Pricing coverage is uneven: GPT-4 Turbo (older v1106) has $10/1M input tokens and Mistral Nemotron has no token price sourced yet. Provider availability is 1 tracked routes versus 1. Treat unknown pricing as an integration gap, then verify the route you will actually call before estimating production spend.
Choose GPT-4 Turbo (older v1106) when provider fit are central to the workload. Choose Mistral Nemotron when provider fit are more important. For production, rerun your own prompts through the exact provider, region, and tool stack you plan to ship. This keeps the decision grounded in measurable tradeoffs instead of brand-level assumptions. It also helps separate model capability from provider packaging, which can change cost and latency. For teams standardizing a stack, that distinction is often the difference between a benchmark win and a reliable deployment.
FAQ
Is GPT-4 Turbo (older v1106) or Mistral Nemotron open source?

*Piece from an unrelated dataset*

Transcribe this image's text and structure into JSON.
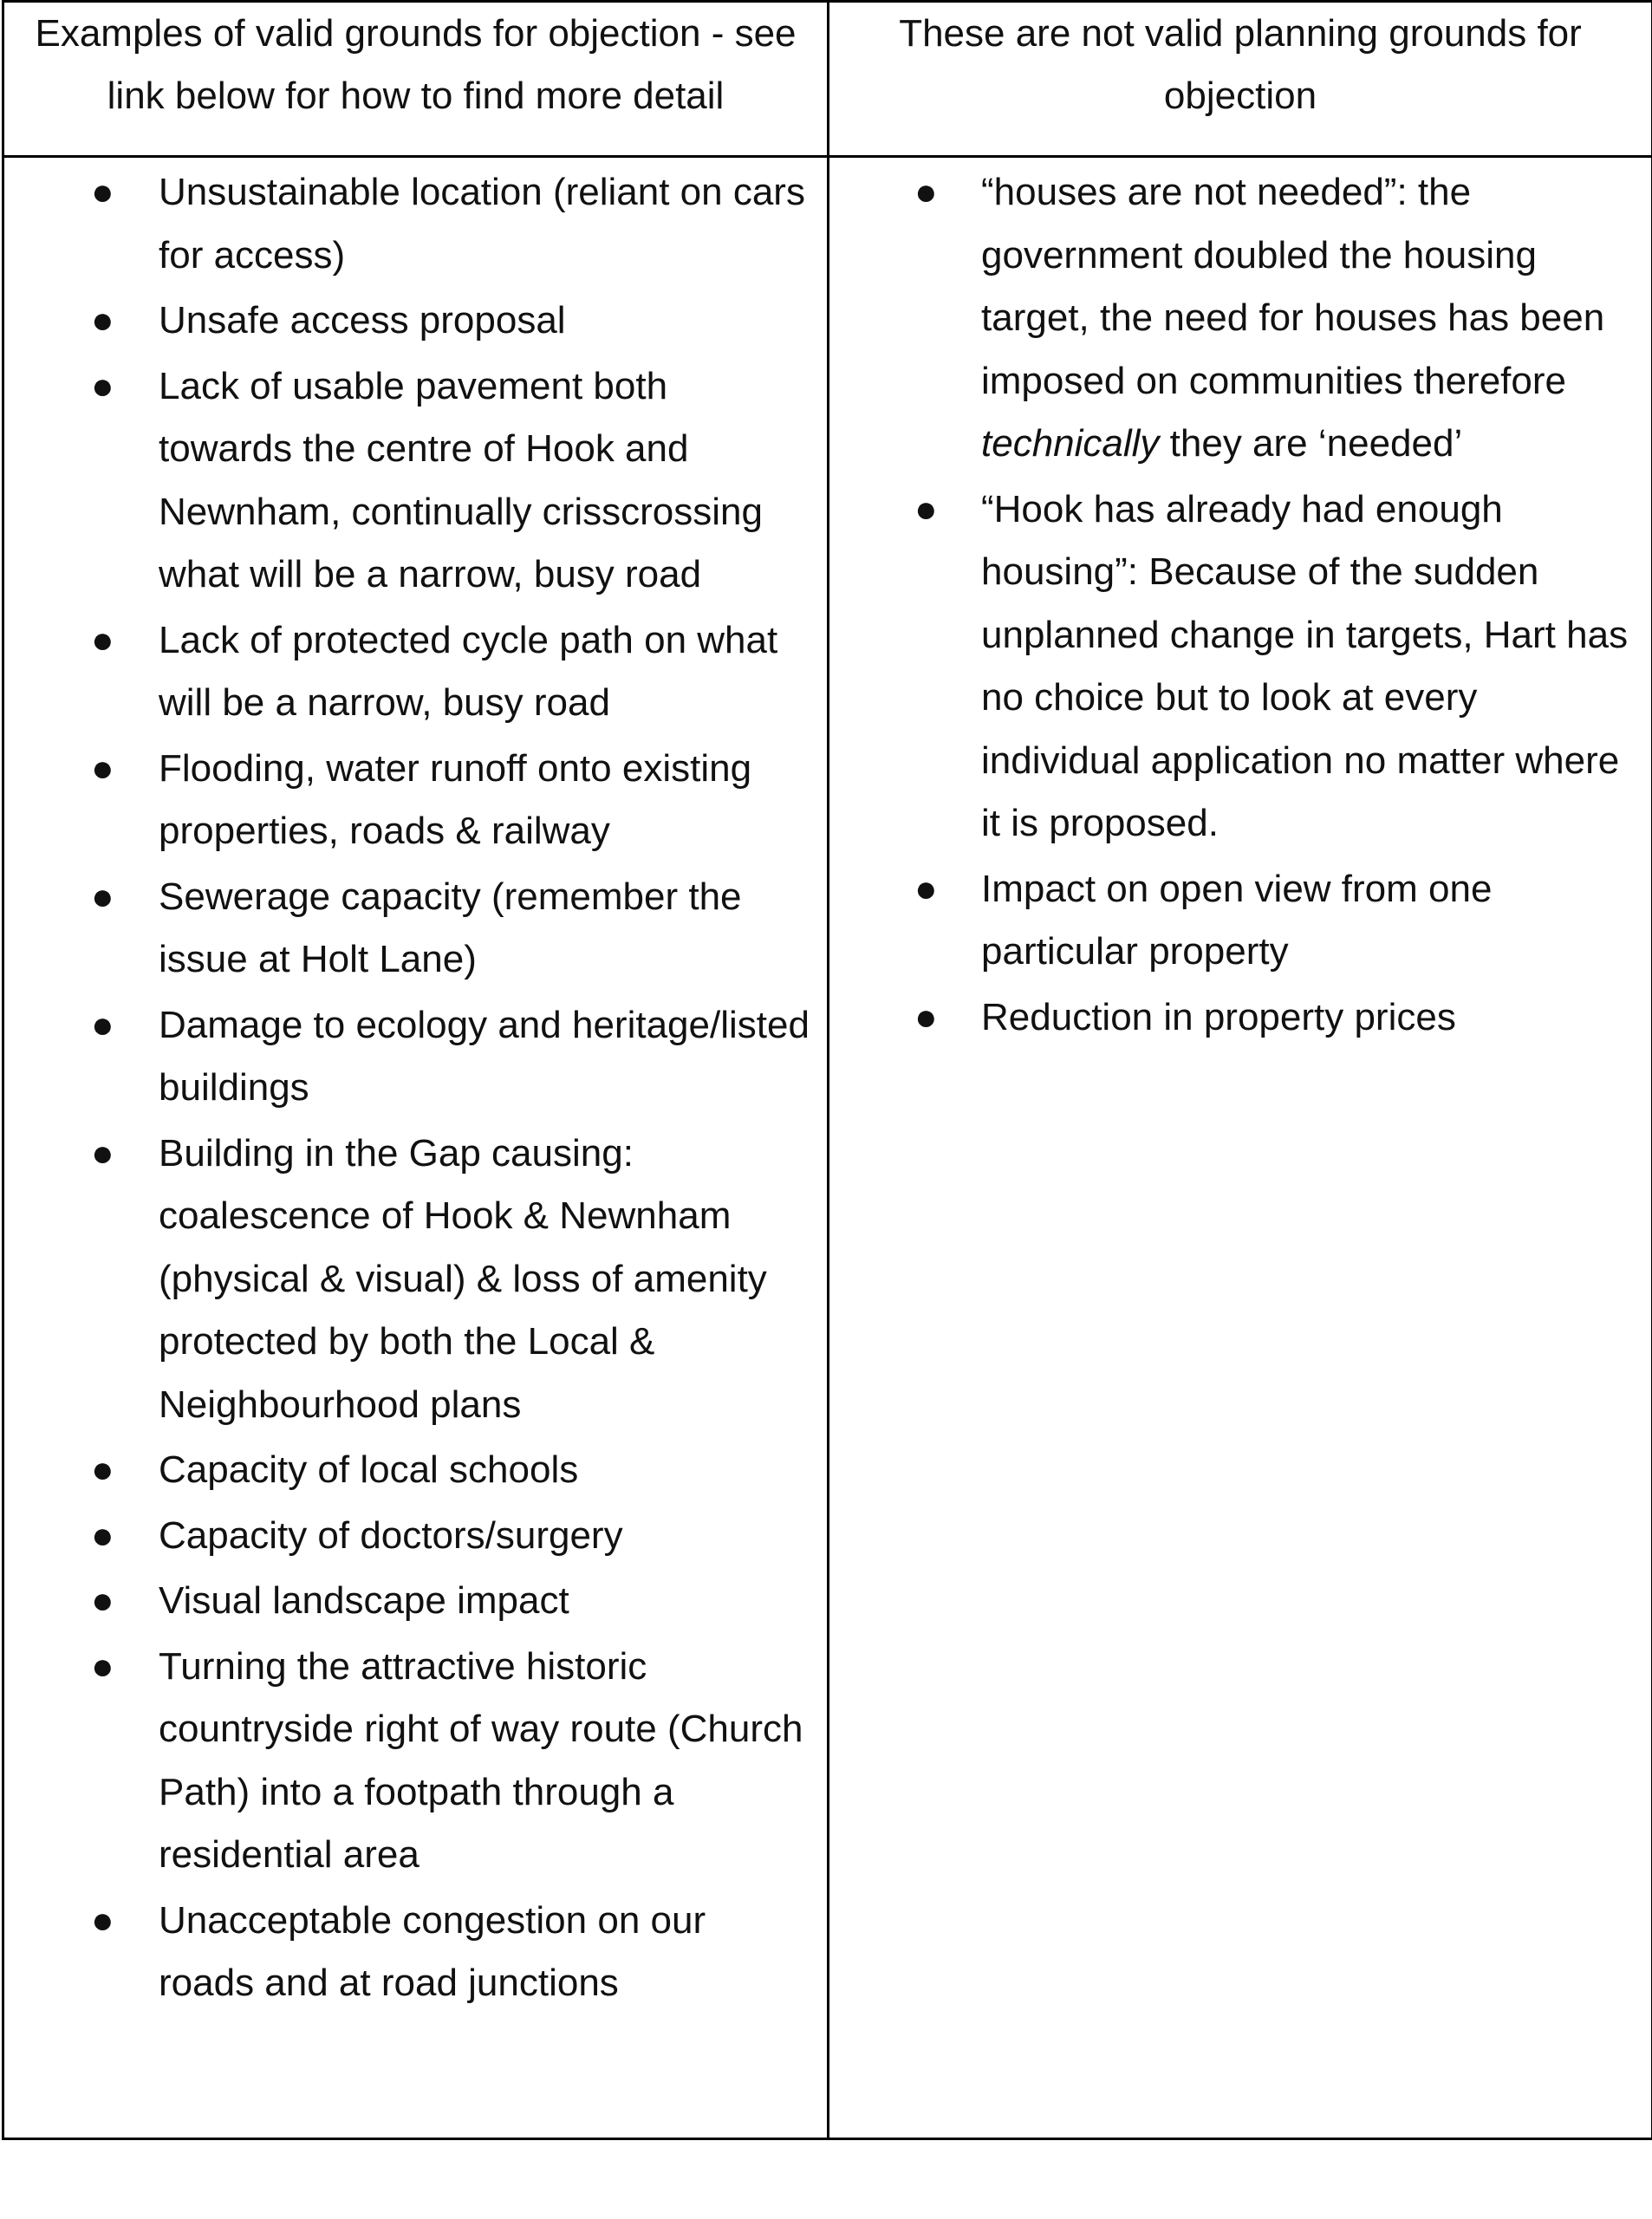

GPT-4 Turbo (older v1106) is listed under Unknown. Mistral Nemotron is listed under Proprietary. License labels affect whether you can self-host, redistribute weights, or rely only on hosted APIs, so confirm the upstream license before deployment.

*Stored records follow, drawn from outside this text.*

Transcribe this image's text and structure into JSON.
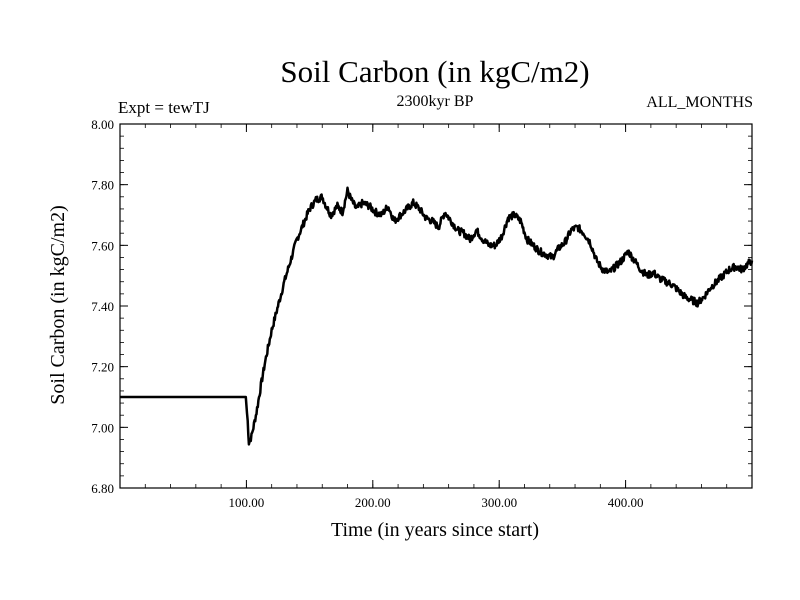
{
  "chart_data": {
    "type": "line",
    "title": "Soil Carbon (in kgC/m2)",
    "subtitle": "2300kyr BP",
    "left_note": "Expt = tewTJ",
    "right_note": "ALL_MONTHS",
    "xlabel": "Time (in years since start)",
    "ylabel": "Soil Carbon (in kgC/m2)",
    "xlim": [
      0,
      500
    ],
    "ylim": [
      6.8,
      8.0
    ],
    "x_ticks": [
      {
        "value": 100,
        "label": "100.00"
      },
      {
        "value": 200,
        "label": "200.00"
      },
      {
        "value": 300,
        "label": "300.00"
      },
      {
        "value": 400,
        "label": "400.00"
      }
    ],
    "y_ticks": [
      {
        "value": 6.8,
        "label": "6.80"
      },
      {
        "value": 7.0,
        "label": "7.00"
      },
      {
        "value": 7.2,
        "label": "7.20"
      },
      {
        "value": 7.4,
        "label": "7.40"
      },
      {
        "value": 7.6,
        "label": "7.60"
      },
      {
        "value": 7.8,
        "label": "7.80"
      },
      {
        "value": 8.0,
        "label": "8.00"
      }
    ],
    "grid": false,
    "series": [
      {
        "name": "Soil Carbon",
        "color": "#000000",
        "x": [
          0,
          99.5,
          101,
          102,
          104,
          108,
          112,
          115,
          120,
          125,
          130,
          135,
          140,
          145,
          150,
          155,
          160,
          163,
          167,
          172,
          176,
          180,
          183,
          187,
          192,
          197,
          202,
          207,
          212,
          217,
          222,
          227,
          232,
          237,
          242,
          247,
          252,
          257,
          262,
          267,
          272,
          277,
          282,
          287,
          292,
          297,
          302,
          307,
          312,
          317,
          322,
          327,
          332,
          337,
          342,
          347,
          352,
          357,
          362,
          367,
          372,
          377,
          382,
          387,
          392,
          397,
          402,
          407,
          412,
          417,
          422,
          427,
          432,
          437,
          442,
          447,
          452,
          457,
          462,
          467,
          472,
          477,
          482,
          487,
          492,
          497,
          500
        ],
        "y": [
          7.1,
          7.1,
          7.02,
          6.95,
          6.97,
          7.05,
          7.15,
          7.22,
          7.32,
          7.4,
          7.48,
          7.55,
          7.62,
          7.67,
          7.72,
          7.75,
          7.76,
          7.73,
          7.7,
          7.73,
          7.71,
          7.78,
          7.75,
          7.72,
          7.74,
          7.73,
          7.71,
          7.7,
          7.73,
          7.68,
          7.7,
          7.72,
          7.74,
          7.72,
          7.69,
          7.68,
          7.66,
          7.71,
          7.68,
          7.65,
          7.64,
          7.62,
          7.65,
          7.62,
          7.6,
          7.6,
          7.63,
          7.69,
          7.7,
          7.68,
          7.62,
          7.6,
          7.58,
          7.57,
          7.56,
          7.59,
          7.61,
          7.65,
          7.66,
          7.64,
          7.61,
          7.55,
          7.52,
          7.51,
          7.53,
          7.55,
          7.58,
          7.55,
          7.52,
          7.5,
          7.51,
          7.49,
          7.48,
          7.47,
          7.45,
          7.43,
          7.42,
          7.41,
          7.43,
          7.46,
          7.48,
          7.5,
          7.52,
          7.53,
          7.52,
          7.54,
          7.55
        ]
      }
    ]
  }
}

Which is better for structured outputs, GPT-4 Turbo (older v1106) or Mistral Nemotron?
GPT-4 Turbo (older v1106) has the clearer documented structured outputs signal in this comparison. If structured outputs is mission-critical, validate it against the provider endpoint because model-level support and API-level exposure can differ.
Where can I run GPT-4 Turbo (older v1106) and Mistral Nemotron?

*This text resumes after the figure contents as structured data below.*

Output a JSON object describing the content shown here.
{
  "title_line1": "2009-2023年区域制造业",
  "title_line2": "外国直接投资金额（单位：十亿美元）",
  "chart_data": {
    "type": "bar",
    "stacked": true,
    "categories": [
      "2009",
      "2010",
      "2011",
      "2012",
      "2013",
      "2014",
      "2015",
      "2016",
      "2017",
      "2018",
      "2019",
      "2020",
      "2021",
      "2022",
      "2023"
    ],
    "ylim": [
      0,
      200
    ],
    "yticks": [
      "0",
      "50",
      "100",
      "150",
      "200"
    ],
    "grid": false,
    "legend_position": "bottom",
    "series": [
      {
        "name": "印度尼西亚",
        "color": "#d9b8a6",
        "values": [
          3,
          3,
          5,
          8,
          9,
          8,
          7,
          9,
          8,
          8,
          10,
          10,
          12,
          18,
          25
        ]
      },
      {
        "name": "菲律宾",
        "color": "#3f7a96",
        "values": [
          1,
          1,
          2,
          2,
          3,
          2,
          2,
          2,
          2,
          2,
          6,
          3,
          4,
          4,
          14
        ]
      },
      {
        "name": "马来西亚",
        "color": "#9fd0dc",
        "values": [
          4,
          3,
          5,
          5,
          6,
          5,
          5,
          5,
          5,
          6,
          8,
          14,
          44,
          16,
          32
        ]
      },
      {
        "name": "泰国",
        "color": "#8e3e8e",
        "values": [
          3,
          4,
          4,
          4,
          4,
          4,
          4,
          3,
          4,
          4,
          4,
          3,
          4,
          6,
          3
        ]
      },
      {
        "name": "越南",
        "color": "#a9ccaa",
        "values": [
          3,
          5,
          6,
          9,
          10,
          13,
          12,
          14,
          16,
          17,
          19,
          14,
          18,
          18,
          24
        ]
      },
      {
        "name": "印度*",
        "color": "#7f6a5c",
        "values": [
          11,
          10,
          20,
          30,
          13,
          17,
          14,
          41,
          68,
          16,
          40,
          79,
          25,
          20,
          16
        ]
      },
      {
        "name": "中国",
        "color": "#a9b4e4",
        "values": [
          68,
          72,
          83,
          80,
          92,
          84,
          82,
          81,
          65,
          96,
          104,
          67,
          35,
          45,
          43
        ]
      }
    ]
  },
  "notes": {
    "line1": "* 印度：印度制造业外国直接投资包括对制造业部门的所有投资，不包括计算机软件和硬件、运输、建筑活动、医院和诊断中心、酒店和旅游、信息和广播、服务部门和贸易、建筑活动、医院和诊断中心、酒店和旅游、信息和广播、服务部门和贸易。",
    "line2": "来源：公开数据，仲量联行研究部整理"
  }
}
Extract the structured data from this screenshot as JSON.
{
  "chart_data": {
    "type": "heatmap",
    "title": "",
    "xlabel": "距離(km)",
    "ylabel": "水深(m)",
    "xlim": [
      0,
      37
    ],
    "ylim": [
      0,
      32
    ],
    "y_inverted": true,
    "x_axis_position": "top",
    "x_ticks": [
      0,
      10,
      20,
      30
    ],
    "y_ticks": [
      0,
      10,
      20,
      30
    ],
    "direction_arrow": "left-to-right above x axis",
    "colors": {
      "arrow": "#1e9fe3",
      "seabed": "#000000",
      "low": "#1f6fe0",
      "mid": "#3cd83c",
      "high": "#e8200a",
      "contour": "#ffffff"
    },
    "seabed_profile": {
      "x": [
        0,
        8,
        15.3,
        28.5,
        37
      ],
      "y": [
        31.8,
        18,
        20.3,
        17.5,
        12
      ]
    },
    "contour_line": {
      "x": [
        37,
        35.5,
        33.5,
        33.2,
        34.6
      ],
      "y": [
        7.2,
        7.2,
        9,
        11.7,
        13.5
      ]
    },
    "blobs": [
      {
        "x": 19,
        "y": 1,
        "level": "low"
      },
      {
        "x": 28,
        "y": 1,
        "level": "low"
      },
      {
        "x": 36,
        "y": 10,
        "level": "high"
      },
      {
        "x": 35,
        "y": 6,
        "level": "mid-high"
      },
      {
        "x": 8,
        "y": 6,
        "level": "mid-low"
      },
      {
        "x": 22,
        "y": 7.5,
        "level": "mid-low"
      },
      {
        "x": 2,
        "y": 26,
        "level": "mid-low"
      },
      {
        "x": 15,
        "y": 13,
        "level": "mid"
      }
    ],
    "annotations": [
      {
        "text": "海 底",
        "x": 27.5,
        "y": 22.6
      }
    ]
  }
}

GPT-4 Turbo (older v1106) is available on OpenRouter. Mistral Nemotron is available on NVIDIA NIM. Provider coverage can affect latency, region availability, compliance posture, and fallback options. Use this as a quick comparison signal, then confirm the provider-specific limits before committing to production.
When should I pick GPT-4 Turbo (older v1106) over Mistral Nemotron?
Mistral Nemotron is safer overall; choose GPT-4 Turbo (older v1106) when provider fit matters. If your workload also depends on provider fit, start with GPT-4 Turbo (older v1106); if it depends on provider fit, run the same evaluation with Mistral Nemotron.
Continue comparing
Last reviewed: 2026-05-22. Data sourced from public model cards and provider documentation.